Centers for Disease Control and Prevention Advice on Using Face Coverings to Slow Spread of COVID-19

  • CDC recommends wearing a cloth face covering in public where social distancing measures are difficult to maintain.
  • A simple cloth face covering can help slow the spread of the virus by those infected and by those who do not exhibit symptoms.
  • Cloth face coverings can be fashioned from household items. Guides are offered by the CDC. (
  • Cloth face coverings should be washed regularly. A washing machine will suffice.
  • Practice safe removal of face coverings by not touching eyes, nose, and mouth, and wash hands immediately after removing the covering.

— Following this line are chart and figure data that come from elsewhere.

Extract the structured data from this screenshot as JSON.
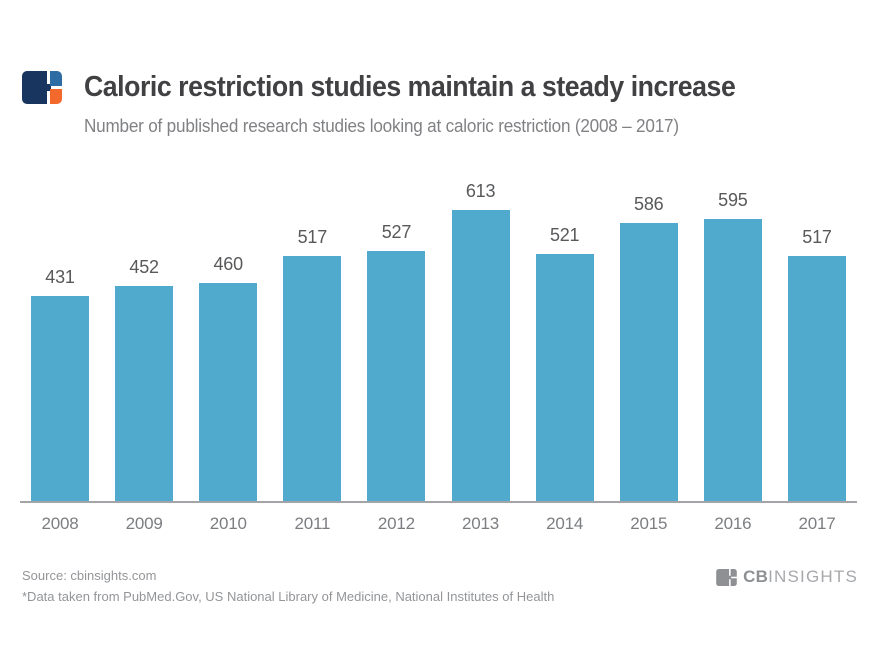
{
  "header": {
    "title": "Caloric restriction studies maintain a steady increase",
    "subtitle": "Number of published research studies looking at caloric restriction (2008 – 2017)"
  },
  "chart_data": {
    "type": "bar",
    "title": "Caloric restriction studies maintain a steady increase",
    "subtitle": "Number of published research studies looking at caloric restriction (2008 – 2017)",
    "categories": [
      "2008",
      "2009",
      "2010",
      "2011",
      "2012",
      "2013",
      "2014",
      "2015",
      "2016",
      "2017"
    ],
    "values": [
      431,
      452,
      460,
      517,
      527,
      613,
      521,
      586,
      595,
      517
    ],
    "xlabel": "",
    "ylabel": "",
    "ylim": [
      0,
      613
    ],
    "baseline": 0,
    "gridlines": false,
    "y_axis_shown": false,
    "legend": "none",
    "value_labels_position": "above bars",
    "bar_color": "#4FAACD",
    "value_label_color": "#58595B",
    "year_label_color": "#7C7E81",
    "axis_color": "#A2A4A7"
  },
  "footer": {
    "source": "Source: cbinsights.com",
    "note": "*Data taken from PubMed.Gov, US National Library of Medicine, National Institutes of Health",
    "brand_bold": "CB",
    "brand_light": "INSIGHTS"
  },
  "branding": {
    "logo_navy": "#17355F",
    "logo_blue": "#2E6DA4",
    "logo_orange": "#F2692B",
    "footer_logo_gray": "#8E9093"
  }
}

World Health Organization advice for avoiding spread of coronavirus disease (COVID-19)

Hygiene advice

  • Clean hands frequently with soap and water, or alcohol-based hand rub.
  • Wash hands after coughing or sneezing; when caring for the sick; before, during and after food preparation; before eating; after using the toilet; when hands are visibly dirty; and after handling animals or waste.
  • Maintain at least 1 meter (3 feet) distance from anyone who is coughing or sneezing.
  • Avoid touching your hands, nose and mouth. Do not spit in public.
  • Cover your mouth and nose with a tissue or bent elbow when coughing or sneezing. Discard the tissue immediately and clean your hands.

Medical advice

  • Avoid close contact with others if you have any symptoms.
  • Stay at home if you feel unwell, even with mild symptoms such as headache and runny nose, to avoid potential spread of the disease to medical facilities and other people.
  • If you develop serious symptoms (fever, cough, difficulty breathing) seek medical care early and contact local health authorities in advance.
  • Note any recent contact with others and travel details to provide to authorities who can trace and prevent spread of the disease.
  • Stay up to date on COVID-19 developments issued by health authorities and follow their guidance.

Mask and glove usage

  • Healthy individuals only need to wear a mask if taking care of a sick person.
  • Wear a mask if you are coughing or sneezing.
  • Masks are effective when used in combination with frequent hand cleaning.
  • Do not touch the mask while wearing it. Clean hands if you touch the mask.
  • Learn how to properly put on, remove and dispose of masks. Clean hands after disposing of the mask.
  • Do not reuse single-use masks.
  • Regularly washing bare hands is more effective against catching COVID-19 than wearing rubber gloves.
  • The COVID-19 virus can still be picked up on rubber gloves and transmitted by touching your face.